Como se sabe, los años posteriores a la segunda guerra mundial hasta la década de los setenta, para los países desarrollados fueron de un elevado crecimiento económico, el mayor de la historia, con pleno empleo, baja inflación y mejoras en la distribución de la renta. Al final de los sesenta la inflación comenzó a repuntar, aunque con tasas de crecimiento notablemente más bajas de las que se dieron posteriormente. En los años sesenta un economista, Alban William Housego Philips, basándose en supuestos keynesianos estableció una curva en la que consideraba que la inflación y el paro se movían en direcciones contrarias, de modo que si los gobiernos optaban por dar primacía a las políticas de pleno empleo ello podría generar inflación, y si se consideraba que había que frenar la inflación el paro tendía a crecer.
Este esquema que guió las políticas económicas de los gobiernos en aquellos años se rompió cuando al comienzo de los años setenta se produjo conjuntamente inflación y paro. Los economistas bautizaron este nuevo fenómeno, al que no estaban acostumbrados a enfrentarse, como estanflación, pero no se lograron medidas efectivas para combatir los dos procesos a la vez. La ineficacia de las políticas económicas en los años setenta para combatir la inflación y el paro facilitó el auge de las políticas neoliberales y el declive de las políticas económicas keynesianas.
En los años ochenta es cuando tiene lugar el auge del nuevo, pero viejo a su vez, paradigma basado en los supuestos neoliberales. Se combatió básicamente a la inflación con estrictas políticas monetaristas, que tuvieron costes sociales elevados. El paro comenzó a disminuir a finales de la década, con grandes diferencias entre los países, pero en muchos casos, como en la mayoría de los de la Unión Europea y no digamos en España, se mantuvo elevado.
Las recetas neoliberales practicadas en los países menos desarrollados, impuestas por el Fondo Monetario Internacional y el Banco Mundial, tuvieron un alto coste económico y social para gran parte de ellos, prácticamente para casi todos. Sus consecuencias se están pagando todavía. El aumento de la pobreza, del hambre, de la desigualdad interior y a escala mundial, son las herencias de aquellas políticas tan negativas para el progreso social y económico, pues se produjo un retroceso del cual no se ha salido aún.
El crecimiento de los noventa y el que ha tenido lugar en los primeros años de este siglo han ido paliando los problemas del desempleo de los países ricos, una vez que la inflación había remitido con anterioridad. También algunos países menos desarrollados se han beneficiado de esta época de bonanza relativa. Ahora, como ya hemos venido exponiendo en estas páginas, esa bonaza ha finalizado, entrando en una fase de desaceleración o posible recesión, sobre todo en la economía de Estados Unidos, con incrementos del paro y repuntes inflacionistas. La situación no es la misma que la de los años setenta, ni tampoco el paro ha alcanzado aún cotas tan elevadas ni la inflación ha llegado a ser lo que fue a partir de la fuerte subida de los precios del petróleo que se dieron a finales de 1973 y luego en 1979.
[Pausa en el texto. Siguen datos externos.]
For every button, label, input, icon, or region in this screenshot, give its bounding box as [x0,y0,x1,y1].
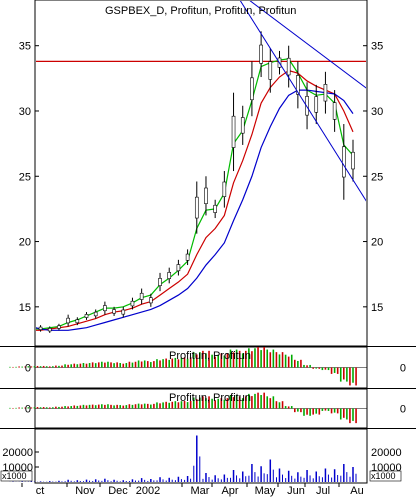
x-axis-label: Jun [287,485,305,497]
volume-unit-box-right [369,470,402,482]
x-axis-label: Mar [191,485,210,497]
price-candle-body [130,300,135,307]
price-candle-body [204,187,208,204]
price-candle-body [194,196,199,219]
volume-unit-left: x1000 [2,471,27,481]
price-candle-body [121,309,126,315]
x-axis-label: 2002 [136,485,160,497]
price-candle-body [139,292,144,300]
price-candle-body [351,151,355,170]
price-candle-body [93,311,98,317]
x-axis-label: Apr [221,485,238,497]
volume-y-label-left: 20000 [2,447,33,459]
price-candle-body [268,61,273,80]
x-axis-label: May [255,485,276,497]
price-candle-body [112,309,116,314]
price-candle-body [158,278,162,286]
price-candle-body [296,75,300,95]
x-axis-label: Nov [75,485,95,497]
price-candle-body [213,204,217,213]
oscillator-1-title: Profitun, Profitun [169,350,251,362]
price-y-label-right: 25 [371,171,383,183]
volume-y-label-right: 20000 [371,447,402,459]
price-candle-body [66,317,70,324]
price-candle-body [250,77,254,101]
price-candle-body [286,57,291,76]
oscillator-2-y-label-left: 0 [25,404,31,416]
price-candle-body [305,96,309,116]
x-axis-label: ct [36,485,45,497]
oscillator-1-y-label-right: 0 [400,363,406,375]
price-y-label-right: 35 [371,41,383,53]
price-candle-body [342,146,346,178]
oscillator-1-y-label-left: 0 [25,363,31,375]
x-axis-label: Dec [108,485,128,497]
price-candle-body [103,305,107,312]
price-y-label-left: 25 [19,171,31,183]
price-candle-body [259,44,263,64]
price-y-label-left: 30 [19,106,31,118]
price-y-label-left: 15 [19,302,31,314]
x-axis-label: Jul [316,485,330,497]
price-candle-body [57,325,61,329]
price-candle-body [176,264,181,272]
price-candle-body [75,319,80,324]
price-y-label-right: 15 [371,302,383,314]
price-y-label-left: 35 [19,41,31,53]
trendline-2 [239,1,366,202]
price-y-label-left: 20 [19,237,31,249]
price-candle-body [149,297,153,304]
price-candle-body [332,102,337,120]
price-chart-title: GSPBEX_D, Profitun, Profitun, Profitun [105,5,296,17]
volume-unit-box-left [0,470,33,482]
x-axis-label: Au [350,485,363,497]
price-candle-body [222,181,227,197]
price-candle-body [314,96,319,113]
price-plot-area [36,1,366,333]
oscillator-2-y-label-right: 0 [400,404,406,416]
price-y-label-right: 30 [371,106,383,118]
trendline-1 [249,1,366,89]
price-candle-body [323,84,328,102]
price-candle-body [185,253,190,261]
price-y-label-right: 20 [371,237,383,249]
price-candle-body [38,326,43,330]
oscillator-2-title: Profitun, Profitun [169,392,251,404]
volume-unit-right: x1000 [371,471,396,481]
moving-average-line-2 [36,69,354,331]
price-candle-body [231,115,236,148]
price-candle-body [47,328,52,332]
price-candle-body [84,314,89,318]
price-candle-body [167,272,172,279]
price-candle-body [240,117,245,134]
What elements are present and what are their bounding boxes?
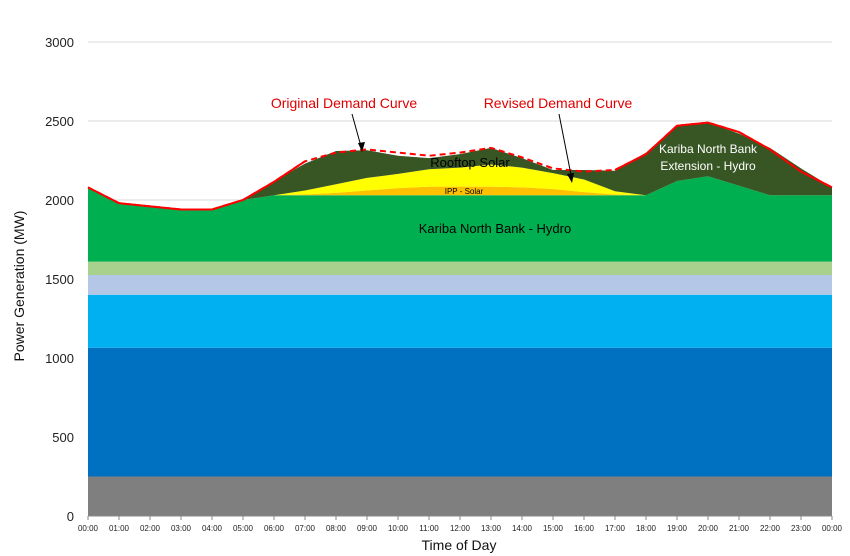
- x-tick-label: 10:00: [388, 524, 409, 533]
- original-demand-arrowhead: [358, 142, 365, 152]
- x-tick-label: 00:00: [822, 524, 843, 533]
- y-tick-label: 2000: [45, 193, 74, 208]
- kariba-north-label: Kariba North Bank - Hydro: [419, 221, 571, 236]
- x-tick-label: 23:00: [791, 524, 812, 533]
- x-tick-label: 05:00: [233, 524, 254, 533]
- x-tick-label: 20:00: [698, 524, 719, 533]
- x-tick-label: 12:00: [450, 524, 471, 533]
- y-tick-label: 0: [67, 509, 74, 524]
- area-series-4: [88, 275, 832, 295]
- x-tick-label: 13:00: [481, 524, 502, 533]
- x-tick-label: 15:00: [543, 524, 564, 533]
- y-tick-label: 1500: [45, 272, 74, 287]
- stacked-areas: [88, 122, 832, 516]
- x-tick-label: 01:00: [109, 524, 130, 533]
- y-tick-labels: 0 500 1000 1500 2000 2500 3000: [45, 35, 74, 524]
- demand-lines: [87, 121, 833, 211]
- x-axis-title: Time of Day: [422, 537, 497, 553]
- x-tick-label: 22:00: [760, 524, 781, 533]
- revised-demand-arrowhead: [567, 173, 574, 183]
- x-tick-label: 14:00: [512, 524, 533, 533]
- area-series-3: [88, 294, 832, 348]
- y-axis-title: Power Generation (MW): [11, 211, 27, 362]
- x-tick-label: 21:00: [729, 524, 750, 533]
- area-series-5: [88, 261, 832, 276]
- x-tick-label: 03:00: [171, 524, 192, 533]
- area-series-8: [88, 164, 832, 210]
- area-series-7: [88, 176, 832, 210]
- x-tick-label: 09:00: [357, 524, 378, 533]
- ipp-solar-label: IPP - Solar: [445, 187, 484, 196]
- x-tick-label: 04:00: [202, 524, 223, 533]
- y-tick-label: 1000: [45, 351, 74, 366]
- rooftop-solar-label: Rooftop Solar: [430, 155, 510, 170]
- original-demand-label: Original Demand Curve: [271, 95, 417, 111]
- area-series-6: [88, 176, 832, 262]
- area-series-2: [88, 347, 832, 477]
- x-tick-label: 17:00: [605, 524, 626, 533]
- revised-demand-label: Revised Demand Curve: [484, 95, 633, 111]
- x-tick-label: 02:00: [140, 524, 161, 533]
- x-tick-label: 06:00: [264, 524, 285, 533]
- revised-demand-arrow: [558, 113, 573, 181]
- x-tick-labels: 00:00 01:00 02:00 03:00 04:00 05:00 06:00 07:00…: [78, 516, 843, 533]
- x-tick-label: 07:00: [295, 524, 316, 533]
- y-tick-label: 2500: [45, 114, 74, 129]
- y-tick-label: 500: [52, 430, 74, 445]
- kariba-ext-label-line2: Extension - Hydro: [660, 159, 756, 173]
- x-tick-label: 11:00: [419, 524, 439, 533]
- kariba-ext-label-line1: Kariba North Bank: [659, 142, 758, 156]
- x-tick-label: 19:00: [667, 524, 688, 533]
- x-tick-label: 08:00: [326, 524, 347, 533]
- x-tick-label: 00:00: [78, 524, 99, 533]
- revised-demand-line: [87, 121, 833, 211]
- area-series-1: [88, 476, 832, 516]
- area-series-9: [88, 122, 832, 210]
- x-tick-label: 18:00: [636, 524, 657, 533]
- x-tick-label: 16:00: [574, 524, 595, 533]
- original-demand-line: [87, 121, 833, 211]
- y-tick-label: 3000: [45, 35, 74, 50]
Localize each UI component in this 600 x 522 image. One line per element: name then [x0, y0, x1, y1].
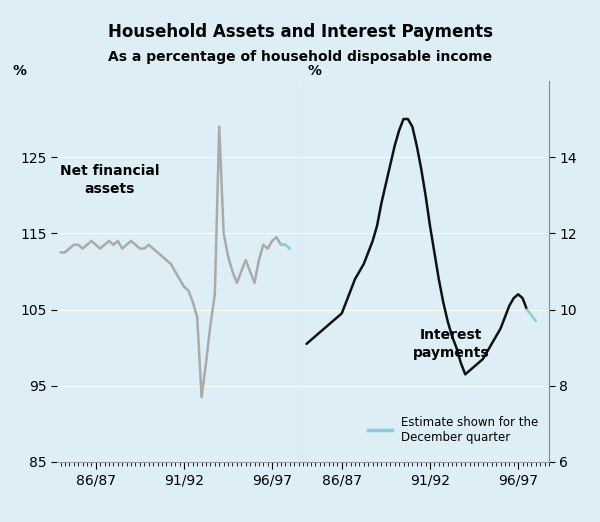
Legend: Estimate shown for the
December quarter: Estimate shown for the December quarter: [364, 411, 543, 448]
Text: Net financial
assets: Net financial assets: [60, 164, 160, 196]
Text: Interest
payments: Interest payments: [413, 328, 490, 360]
Text: Household Assets and Interest Payments: Household Assets and Interest Payments: [107, 23, 493, 41]
Text: %: %: [308, 64, 322, 78]
Text: As a percentage of household disposable income: As a percentage of household disposable …: [108, 50, 492, 64]
Text: %: %: [12, 64, 26, 78]
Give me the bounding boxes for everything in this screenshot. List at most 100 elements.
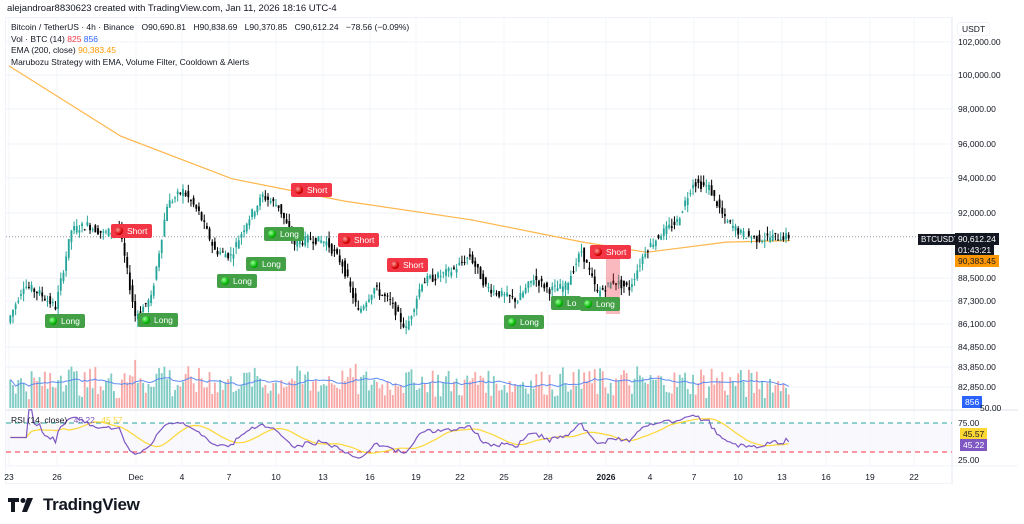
change-value: −78.56 (−0.09%) (345, 22, 410, 32)
short-signal-label[interactable]: Short (387, 258, 429, 272)
rsi-legend[interactable]: RSI (14, close) 45.22 45.57 (11, 415, 123, 425)
long-signal-label[interactable]: Long (138, 313, 178, 327)
rsi-ma-value: 45.57 (101, 415, 123, 425)
signal-text: Short (606, 247, 627, 257)
time-tick: 16 (365, 472, 375, 482)
red-circle-icon (594, 248, 602, 256)
signal-text: Long (520, 317, 539, 327)
time-tick: 13 (777, 472, 787, 482)
time-tick: 19 (411, 472, 421, 482)
rsi-ma-badge: 45.57 (960, 428, 988, 440)
price-tick: 100,000.00 (958, 70, 1001, 80)
price-tick: 83,850.00 (958, 362, 996, 372)
high-value: H90,838.69 (193, 22, 238, 32)
short-signal-label[interactable]: Short (338, 233, 380, 247)
time-tick: 7 (226, 472, 232, 482)
time-tick: 2026 (596, 472, 616, 482)
close-value: C90,612.24 (294, 22, 339, 32)
time-tick: 4 (647, 472, 653, 482)
countdown-badge: 01:43:21 (955, 244, 995, 256)
time-tick: 22 (455, 472, 465, 482)
time-tick: 25 (499, 472, 509, 482)
chart-legend: Bitcoin / TetherUS · 4h · Binance O90,69… (11, 22, 409, 68)
red-circle-icon (295, 186, 303, 194)
green-circle-icon (142, 316, 150, 324)
ema-value: 90,383.45 (78, 45, 116, 55)
signal-text: Long (280, 229, 299, 239)
short-signal-label[interactable]: Short (291, 183, 333, 197)
tradingview-logo[interactable]: TradingView (8, 495, 140, 515)
symbol-tag: BTCUSDT (918, 234, 962, 245)
price-tick: 102,000.00 (958, 37, 1001, 47)
signal-text: Long (154, 315, 173, 325)
long-signal-label[interactable]: Long (264, 227, 304, 241)
price-tick: 94,000.00 (958, 173, 996, 183)
symbol-legend-row[interactable]: Bitcoin / TetherUS · 4h · Binance O90,69… (11, 22, 409, 34)
long-signal-label[interactable]: Long (45, 314, 85, 328)
ema-legend-row[interactable]: EMA (200, close) 90,383.45 (11, 45, 409, 57)
price-axis[interactable] (952, 17, 1018, 484)
long-signal-label[interactable]: Long (246, 257, 286, 271)
time-tick: 28 (543, 472, 553, 482)
low-value: L90,370.85 (244, 22, 288, 32)
short-signal-label[interactable]: Short (111, 224, 153, 238)
volume-legend-row[interactable]: Vol · BTC (14) 825 856 (11, 34, 409, 46)
price-tick: 82,850.00 (958, 382, 996, 392)
ema-price-badge: 90,383.45 (955, 255, 999, 267)
strategy-legend-row[interactable]: Marubozu Strategy with EMA, Volume Filte… (11, 57, 409, 69)
price-tick: 87,300.00 (958, 296, 996, 306)
open-value: O90,690.81 (141, 22, 186, 32)
currency-button[interactable]: USDT (957, 22, 991, 36)
time-tick: 10 (271, 472, 281, 482)
red-circle-icon (342, 236, 350, 244)
green-circle-icon (555, 299, 563, 307)
strategy-label: Marubozu Strategy with EMA, Volume Filte… (11, 56, 250, 67)
tradingview-logo-icon (8, 498, 33, 512)
green-circle-icon (49, 317, 57, 325)
green-circle-icon (508, 318, 516, 326)
rsi-value: 45.22 (73, 415, 95, 425)
long-signal-label[interactable]: Lo (551, 296, 582, 310)
long-signal-label[interactable]: Long (217, 274, 257, 288)
signal-text: Short (354, 235, 375, 245)
volume-ma-badge: 856 (962, 396, 983, 408)
price-tick: 86,100.00 (958, 319, 996, 329)
time-tick: 4 (179, 472, 185, 482)
chart-credit: alejandroar8830623 created with TradingV… (7, 3, 337, 14)
rsi-tick: 75.00 (958, 418, 980, 428)
signal-text: Short (127, 226, 148, 236)
volume-bars (9, 359, 790, 408)
symbol-name: Bitcoin / TetherUS · 4h · Binance (11, 22, 135, 32)
signal-text: Long (61, 316, 80, 326)
long-signal-label[interactable]: Long (504, 315, 544, 329)
last-price-badge: 90,612.24 (955, 233, 999, 245)
signal-text: Long (596, 299, 615, 309)
rsi-badge: 45.22 (960, 439, 988, 451)
time-tick: 19 (865, 472, 875, 482)
signal-text: Long (233, 276, 252, 286)
signal-text: Long (262, 259, 281, 269)
time-tick: 13 (318, 472, 328, 482)
time-tick: 22 (909, 472, 919, 482)
time-tick: 10 (733, 472, 743, 482)
volume-ma-value: 856 (83, 33, 98, 44)
time-tick: 23 (4, 472, 14, 482)
red-circle-icon (115, 227, 123, 235)
time-tick: 16 (821, 472, 831, 482)
signal-text: Short (403, 260, 424, 270)
long-signal-label[interactable]: Long (580, 297, 620, 311)
price-tick: 92,000.00 (958, 208, 996, 218)
price-tick: 98,000.00 (958, 104, 996, 114)
time-tick: 7 (691, 472, 697, 482)
rsi-tick: 25.00 (958, 455, 980, 465)
volume-axis-tick: 50.00 (980, 403, 1002, 413)
price-tick: 88,500.00 (958, 273, 996, 283)
chart-frame (5, 17, 952, 484)
rsi-label: RSI (14, close) (11, 415, 68, 425)
time-tick: Dec (128, 472, 144, 482)
price-tick: 84,850.00 (958, 342, 996, 352)
green-circle-icon (584, 300, 592, 308)
short-signal-label[interactable]: Short (590, 245, 632, 259)
volume-label: Vol · BTC (14) (11, 33, 65, 44)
No sabemos con certeza la intensidad y duración que puede tener esta crisis, pero desde luego lo que sí parece evidente es que el fantasma de la coexistencia de la inflación y el paro ha vuelto a hacer su aparición. La crisis de los alimentos puede ser de extrema gravedad, ya lo está siendo en países escasamente desarrollados, con la aparición de hambrunas. Pero también en los países ricos estamos padeciendo ya la subida de los precios de productos de primera necesidad y eso ya está repercutiendo en la pérdida de la capacidad adquisitiva de las clases sociales intermedias y bajas. El paro tiende al aumento y está afectando a los grupos más vulnerables de la población, que en los países avanzados son básicamente los emigrantes. La situación es más compleja de lo que pueda parecer y frente ella no hay remedios que puedan resultar eficaces. En todo caso, de lo que hay que huir es de las salidas que se dieron en los años ochenta, pues ese modelo neoliberal ha creado más problemas que los que ha resuelto a nivel estructural y no sólo coyuntural.
En concreto, como dice Krugman en el libro que acaba de aparecer en castellano Después de Bush, y del que hablaré en algún artículo futuro, debe ser el fin de los neocon y la hora de los demócratas, tal como enuncia el subtítulo. Sin duda, para una Europa en la que la derecha está ganando las elecciones, esta opción que él propone no va a ser fácil, pero leyendo a Krugman se entiende lo nefasto que han sido esas políticas para la igualdad y para las clases sociales menos favorecidas e incluso para las intermedias. Tampoco se ha conseguido evitar las crisis. Así que aprendamos de las experiencias negativas de Estados Unidos y evitemos la tentación de imitar un modelo que tras su aparente éxito esconde muchos fracasos.